CONGRATULATIONS – you have a tenant who has signed the lease and paid the deposit and

moved into your property.

Now you can just sit back and forget about it and collect the rent.

Well – you can if you wish, but what about your investment? You have tens of thousands

of pounds tied up in the property – and someone else is looking after it.

You would be wise to have the property inspected on a regular basis, but that said you

cannot just go letting yourself in to have a quick look around either. Not unless you want

to have a chat with the local constabulary.

As a landlord you have a right in law to conduct regular visit of your property – but

what regular is, rather inconveniently, not particularly well defined in law.

A letting agent should have given you advice to build the frequency of your planned

visits into your lease agreement, so both you and your tenant know and understand when

they are likely to occur. And if you have decided to use the ongoing services of a letting

agent, they will do these visits for you and report back to you.
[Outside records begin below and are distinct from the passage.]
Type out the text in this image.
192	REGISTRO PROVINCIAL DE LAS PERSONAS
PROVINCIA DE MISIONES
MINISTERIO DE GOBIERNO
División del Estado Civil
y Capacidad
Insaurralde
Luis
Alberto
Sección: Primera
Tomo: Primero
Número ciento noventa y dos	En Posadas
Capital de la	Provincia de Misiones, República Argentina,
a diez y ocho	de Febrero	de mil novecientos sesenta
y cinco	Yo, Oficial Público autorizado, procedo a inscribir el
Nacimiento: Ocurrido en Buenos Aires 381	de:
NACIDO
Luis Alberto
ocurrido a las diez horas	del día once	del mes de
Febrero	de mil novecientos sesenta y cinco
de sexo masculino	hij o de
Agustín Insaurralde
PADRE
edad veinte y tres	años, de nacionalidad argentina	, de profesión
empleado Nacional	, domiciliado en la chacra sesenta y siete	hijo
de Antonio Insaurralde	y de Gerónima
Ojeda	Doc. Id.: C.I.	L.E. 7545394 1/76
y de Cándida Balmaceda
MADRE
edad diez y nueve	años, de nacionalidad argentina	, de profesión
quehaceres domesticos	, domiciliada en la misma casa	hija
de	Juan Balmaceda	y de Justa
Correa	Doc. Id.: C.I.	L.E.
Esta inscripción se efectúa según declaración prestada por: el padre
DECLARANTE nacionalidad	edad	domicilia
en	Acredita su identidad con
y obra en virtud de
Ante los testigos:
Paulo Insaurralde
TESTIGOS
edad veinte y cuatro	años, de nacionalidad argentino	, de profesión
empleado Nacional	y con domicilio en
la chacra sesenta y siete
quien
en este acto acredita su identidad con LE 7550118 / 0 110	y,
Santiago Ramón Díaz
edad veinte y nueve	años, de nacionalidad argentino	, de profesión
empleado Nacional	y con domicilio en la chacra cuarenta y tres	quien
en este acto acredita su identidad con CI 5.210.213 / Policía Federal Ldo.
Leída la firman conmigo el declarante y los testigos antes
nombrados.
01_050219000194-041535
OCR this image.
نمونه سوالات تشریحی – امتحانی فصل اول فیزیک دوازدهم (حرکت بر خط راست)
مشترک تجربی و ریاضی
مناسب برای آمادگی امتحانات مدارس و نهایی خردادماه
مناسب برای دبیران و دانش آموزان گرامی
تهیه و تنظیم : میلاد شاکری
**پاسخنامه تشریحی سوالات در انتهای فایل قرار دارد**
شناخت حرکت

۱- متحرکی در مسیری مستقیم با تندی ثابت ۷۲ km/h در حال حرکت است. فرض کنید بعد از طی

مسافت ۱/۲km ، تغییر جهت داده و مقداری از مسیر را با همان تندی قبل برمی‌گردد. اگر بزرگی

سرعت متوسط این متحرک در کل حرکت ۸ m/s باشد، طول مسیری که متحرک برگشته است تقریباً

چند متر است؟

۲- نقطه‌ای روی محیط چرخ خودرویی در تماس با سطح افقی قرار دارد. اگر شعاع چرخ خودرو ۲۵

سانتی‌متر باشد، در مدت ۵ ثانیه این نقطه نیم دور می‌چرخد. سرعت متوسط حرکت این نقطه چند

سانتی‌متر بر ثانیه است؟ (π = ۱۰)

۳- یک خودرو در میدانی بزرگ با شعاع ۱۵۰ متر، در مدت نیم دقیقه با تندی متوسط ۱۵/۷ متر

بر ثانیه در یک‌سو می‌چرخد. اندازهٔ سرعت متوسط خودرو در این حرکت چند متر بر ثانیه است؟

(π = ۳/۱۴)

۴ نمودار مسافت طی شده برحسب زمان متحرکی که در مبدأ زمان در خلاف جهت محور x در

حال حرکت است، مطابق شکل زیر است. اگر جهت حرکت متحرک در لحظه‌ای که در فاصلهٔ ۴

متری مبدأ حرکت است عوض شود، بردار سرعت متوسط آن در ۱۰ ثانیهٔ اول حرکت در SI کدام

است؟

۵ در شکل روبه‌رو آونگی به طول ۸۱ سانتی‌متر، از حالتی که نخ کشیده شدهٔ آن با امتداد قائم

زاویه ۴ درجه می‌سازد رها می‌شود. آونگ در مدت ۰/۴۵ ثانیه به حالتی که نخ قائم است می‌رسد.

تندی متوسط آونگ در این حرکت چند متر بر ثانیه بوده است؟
You do have to give the tenant notice of a planned visit – DO NOT just turn up and

let yourself in. It may be your house but it is NOT your home. The tenant has the right

to be there and also for inspections to be at a mutually convenient time. Of course, if

they are happy for you to look around while they are not there, then that is fine – but

that is their call, not yours. Many people – especially single women – find the idea very

uncomfortable.

Tenants also have the right to be able to live a quiet life so going too often can disrupt

this – more than once every three months would seem to be pushing the boundaries by

many people’s standards.

It is also worth remembering what the visit is for – it is to check the condition of your

property. This works two ways – firstly making sure there has been no damage from the

tenants, but secondly ensuring that you are also keeping your property well maintained

yourself. The tenant may be responsible for wallpaper ripped off by their toddler but

you are responsible for fixing any missing roofing tiles that have blown off the house. The

tenant may well use the inspection as a good time to discuss maintenance.

What it is not for, however, is judging how the tenant chooses to live. If they are untidy

slobs who like living surrounded by pizza boxes and unwashed laundry, that is entirely

their choice provided the property is returned to you in good condition at the end of

the tenancy.

One suggestion for longer standing tenants would be to agree regular visits early on in

the tenancy, but once they have proved themselves as reliable and respectful occupiers,

drop the frequency down to longer periods.